Deciding how to isolate yourself, your project or family is a lot like choosing a lifeboat. Any ocean vessel must isolate the people and goods on board from waves and weather, so the boat you’re on is generally crucial for your quality of life and your very survival. The size, equipment, traveling companions and itinerary all demand careful consideration before you think about getting on board.
A smaller boat can be more maneuverable, better equipped to clear reefs and shoals, and less likely to have aggressive or unfriendly people aboard since there are fewer of them. A large ship can be more stable in heavy seas and far better equipped for comfort and safety and will often have a larger, more qualified crew. These are generalities, however, and every journey will deliver surprises. It’s great to prepare, when possible, but the fact is, we can’t always choose the vessel, as it may be chosen for us without any consultation.
Big life boats are a mixed bag
The planet Earth is a good example. We were born here, so our options are limited. There is much to be said for it, in that it is well equipped to isolate us from the harsh vacuum and radiation of space, and it is stocked with food, shelter and a long list of entertaining things to do. On the other hand, who chooses to board a ship knowing that it is loaded with passengers unable to agree about who booked what cabin, who eats in what dining room and who is the Captain.
Worse still, there are 195 captains who can’t agree on how to set the thermostat, much less on navigation. And don’t get me started about the number of passengers and crew with serious communicable diseases. What a mess!
Since we have no better options than Earth, lets consider what we can actually change, when isolation is a choice.

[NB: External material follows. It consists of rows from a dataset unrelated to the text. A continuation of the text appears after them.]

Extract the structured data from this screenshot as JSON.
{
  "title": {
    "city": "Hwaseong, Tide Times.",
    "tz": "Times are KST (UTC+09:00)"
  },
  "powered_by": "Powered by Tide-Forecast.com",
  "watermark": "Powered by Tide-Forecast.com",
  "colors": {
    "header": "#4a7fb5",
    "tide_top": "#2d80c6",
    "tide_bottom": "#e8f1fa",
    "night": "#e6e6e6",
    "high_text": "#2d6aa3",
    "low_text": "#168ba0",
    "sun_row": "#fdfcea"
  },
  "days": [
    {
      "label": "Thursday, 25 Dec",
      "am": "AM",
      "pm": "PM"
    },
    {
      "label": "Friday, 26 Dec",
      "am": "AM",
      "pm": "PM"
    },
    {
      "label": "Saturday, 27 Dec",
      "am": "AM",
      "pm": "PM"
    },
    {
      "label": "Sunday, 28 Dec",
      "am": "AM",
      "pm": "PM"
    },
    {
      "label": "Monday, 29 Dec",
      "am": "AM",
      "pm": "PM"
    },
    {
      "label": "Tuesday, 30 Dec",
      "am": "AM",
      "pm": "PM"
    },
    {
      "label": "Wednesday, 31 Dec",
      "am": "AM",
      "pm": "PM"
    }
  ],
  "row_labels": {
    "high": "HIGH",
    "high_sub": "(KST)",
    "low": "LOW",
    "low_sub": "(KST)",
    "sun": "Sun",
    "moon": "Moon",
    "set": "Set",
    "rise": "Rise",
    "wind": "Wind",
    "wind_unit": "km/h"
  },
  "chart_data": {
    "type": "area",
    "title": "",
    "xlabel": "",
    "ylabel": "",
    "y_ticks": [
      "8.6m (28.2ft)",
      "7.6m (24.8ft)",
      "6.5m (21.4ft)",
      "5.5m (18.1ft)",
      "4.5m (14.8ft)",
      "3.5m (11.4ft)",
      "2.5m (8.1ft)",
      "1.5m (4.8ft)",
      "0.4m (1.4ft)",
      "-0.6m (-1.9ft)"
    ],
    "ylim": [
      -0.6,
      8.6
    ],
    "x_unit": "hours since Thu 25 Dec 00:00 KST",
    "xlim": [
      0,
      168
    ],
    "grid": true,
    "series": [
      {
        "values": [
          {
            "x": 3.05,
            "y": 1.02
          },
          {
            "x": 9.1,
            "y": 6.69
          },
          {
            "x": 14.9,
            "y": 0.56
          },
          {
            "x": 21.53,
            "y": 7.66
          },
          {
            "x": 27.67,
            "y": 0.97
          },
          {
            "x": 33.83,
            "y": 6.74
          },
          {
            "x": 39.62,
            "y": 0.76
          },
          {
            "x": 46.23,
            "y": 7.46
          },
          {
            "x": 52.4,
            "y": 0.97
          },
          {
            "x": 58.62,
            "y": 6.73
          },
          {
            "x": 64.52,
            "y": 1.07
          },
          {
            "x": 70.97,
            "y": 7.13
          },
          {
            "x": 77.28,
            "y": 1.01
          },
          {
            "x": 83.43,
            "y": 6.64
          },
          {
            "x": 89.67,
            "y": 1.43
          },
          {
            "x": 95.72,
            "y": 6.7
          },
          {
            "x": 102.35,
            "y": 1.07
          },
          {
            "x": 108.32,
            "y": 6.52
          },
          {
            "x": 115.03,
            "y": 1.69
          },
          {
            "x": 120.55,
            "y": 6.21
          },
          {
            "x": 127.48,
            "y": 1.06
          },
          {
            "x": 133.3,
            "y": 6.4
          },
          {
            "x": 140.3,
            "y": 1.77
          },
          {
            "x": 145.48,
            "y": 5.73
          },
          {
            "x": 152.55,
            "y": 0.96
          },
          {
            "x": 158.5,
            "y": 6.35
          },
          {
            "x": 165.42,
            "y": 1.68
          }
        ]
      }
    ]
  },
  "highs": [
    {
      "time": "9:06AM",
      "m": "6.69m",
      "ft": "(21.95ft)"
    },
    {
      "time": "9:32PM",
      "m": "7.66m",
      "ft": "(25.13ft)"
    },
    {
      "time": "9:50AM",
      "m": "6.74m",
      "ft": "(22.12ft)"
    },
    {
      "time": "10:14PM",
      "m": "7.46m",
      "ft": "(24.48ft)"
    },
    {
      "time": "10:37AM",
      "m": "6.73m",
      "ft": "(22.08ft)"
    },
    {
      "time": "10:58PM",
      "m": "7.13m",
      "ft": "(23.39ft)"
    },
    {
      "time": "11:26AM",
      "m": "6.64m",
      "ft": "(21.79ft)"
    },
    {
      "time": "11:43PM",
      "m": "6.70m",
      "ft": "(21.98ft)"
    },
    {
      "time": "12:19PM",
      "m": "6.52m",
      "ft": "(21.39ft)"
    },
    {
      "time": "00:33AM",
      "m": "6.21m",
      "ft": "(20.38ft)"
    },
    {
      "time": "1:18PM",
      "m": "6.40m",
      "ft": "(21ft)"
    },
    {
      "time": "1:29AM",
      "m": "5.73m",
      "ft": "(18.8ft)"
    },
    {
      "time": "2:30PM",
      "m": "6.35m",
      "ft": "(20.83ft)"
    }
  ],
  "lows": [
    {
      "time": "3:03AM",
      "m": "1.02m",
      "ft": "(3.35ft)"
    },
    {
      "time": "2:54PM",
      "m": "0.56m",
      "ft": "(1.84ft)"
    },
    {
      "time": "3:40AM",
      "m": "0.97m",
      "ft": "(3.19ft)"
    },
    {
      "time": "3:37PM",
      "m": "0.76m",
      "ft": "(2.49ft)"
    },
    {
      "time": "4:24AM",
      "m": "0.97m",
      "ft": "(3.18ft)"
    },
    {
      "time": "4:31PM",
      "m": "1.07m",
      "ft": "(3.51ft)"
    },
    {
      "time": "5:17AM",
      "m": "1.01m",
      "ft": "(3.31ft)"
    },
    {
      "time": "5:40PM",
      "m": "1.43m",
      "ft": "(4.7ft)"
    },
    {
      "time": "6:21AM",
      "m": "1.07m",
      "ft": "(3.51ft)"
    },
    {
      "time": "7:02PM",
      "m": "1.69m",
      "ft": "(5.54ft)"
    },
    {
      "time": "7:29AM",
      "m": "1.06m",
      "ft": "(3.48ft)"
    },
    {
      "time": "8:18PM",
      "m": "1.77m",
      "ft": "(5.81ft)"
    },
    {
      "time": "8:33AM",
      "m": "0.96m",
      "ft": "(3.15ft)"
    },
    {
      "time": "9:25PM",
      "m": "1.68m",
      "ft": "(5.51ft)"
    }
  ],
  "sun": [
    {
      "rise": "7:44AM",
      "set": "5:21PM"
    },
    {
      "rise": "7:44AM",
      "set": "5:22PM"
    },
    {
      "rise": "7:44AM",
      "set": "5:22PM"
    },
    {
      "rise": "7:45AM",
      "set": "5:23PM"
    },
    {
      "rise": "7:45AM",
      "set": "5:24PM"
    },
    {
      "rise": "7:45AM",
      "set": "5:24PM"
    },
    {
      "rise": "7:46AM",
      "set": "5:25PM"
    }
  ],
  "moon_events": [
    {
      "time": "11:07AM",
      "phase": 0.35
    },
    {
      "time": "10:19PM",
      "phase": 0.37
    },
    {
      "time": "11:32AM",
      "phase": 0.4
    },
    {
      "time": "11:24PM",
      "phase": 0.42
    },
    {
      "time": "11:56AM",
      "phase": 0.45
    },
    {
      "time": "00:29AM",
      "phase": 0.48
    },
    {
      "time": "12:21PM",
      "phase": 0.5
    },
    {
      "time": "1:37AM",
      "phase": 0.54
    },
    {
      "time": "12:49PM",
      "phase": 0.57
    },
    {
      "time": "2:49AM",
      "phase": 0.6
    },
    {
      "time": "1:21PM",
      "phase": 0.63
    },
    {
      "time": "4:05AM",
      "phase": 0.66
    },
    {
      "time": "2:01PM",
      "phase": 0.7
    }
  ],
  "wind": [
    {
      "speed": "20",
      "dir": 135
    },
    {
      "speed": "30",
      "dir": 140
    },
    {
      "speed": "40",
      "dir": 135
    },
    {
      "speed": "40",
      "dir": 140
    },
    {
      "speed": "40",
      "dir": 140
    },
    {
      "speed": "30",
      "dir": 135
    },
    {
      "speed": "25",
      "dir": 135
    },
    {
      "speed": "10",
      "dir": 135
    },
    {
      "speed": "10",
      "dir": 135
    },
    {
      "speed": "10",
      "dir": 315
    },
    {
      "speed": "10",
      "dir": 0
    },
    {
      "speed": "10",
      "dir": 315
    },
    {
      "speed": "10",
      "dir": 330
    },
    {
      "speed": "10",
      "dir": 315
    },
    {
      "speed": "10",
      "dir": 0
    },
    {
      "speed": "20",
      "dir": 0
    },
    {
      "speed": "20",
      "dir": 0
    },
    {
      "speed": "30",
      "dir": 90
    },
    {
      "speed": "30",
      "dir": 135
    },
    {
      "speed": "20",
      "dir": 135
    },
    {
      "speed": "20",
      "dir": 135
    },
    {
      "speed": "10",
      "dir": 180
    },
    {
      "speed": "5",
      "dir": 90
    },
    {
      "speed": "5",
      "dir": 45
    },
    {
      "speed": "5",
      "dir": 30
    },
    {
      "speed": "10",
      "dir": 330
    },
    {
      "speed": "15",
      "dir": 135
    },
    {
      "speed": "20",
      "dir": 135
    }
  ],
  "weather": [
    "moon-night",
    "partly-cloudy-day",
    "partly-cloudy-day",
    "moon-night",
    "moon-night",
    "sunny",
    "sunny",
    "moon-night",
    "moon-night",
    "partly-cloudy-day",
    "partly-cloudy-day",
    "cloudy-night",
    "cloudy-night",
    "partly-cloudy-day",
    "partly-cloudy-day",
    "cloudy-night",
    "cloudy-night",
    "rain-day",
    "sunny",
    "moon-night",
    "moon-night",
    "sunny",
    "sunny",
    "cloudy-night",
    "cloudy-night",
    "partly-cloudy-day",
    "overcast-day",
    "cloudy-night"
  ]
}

I mention life boats and our planet because they provide a great contrast between small isolation and isolation that is huge. This highlights the fact that when we “go big” in our isolation choices, there can be painful consequences to that choice. Of course to “micro-size” can be just as bad, as many boat refugees find out the hard way.
This is true in our homes and work, as well. While an extra large refrigerator or oven can come in handy at times, they require more frequent cleaning, more energy to operate and may require more expensive maintenance. That isn’t a good life choice for the couple that mostly eats out, or has small dinners for two.
These same issues are at play for the R/D or clinical laboratory that must decide on a cryogenic freezer, incubator or isolation glove box. If this equipment is right-sized, it can provide substantial returns in efficient, effective, quality results. If undersized, it may be a bottleneck that limits the quantity of work that can be done, or scope of business. If over-sized or over-specified, it may be more difficult to operate, less reliable and more costly to maintain, limiting speed, cost effectiveness and competitiveness of the business.
The bottom line is simple; whether in life or in business it is important to understand the demands of the trip we are to make, and choose a vehicle properly sized and equipped for that journey.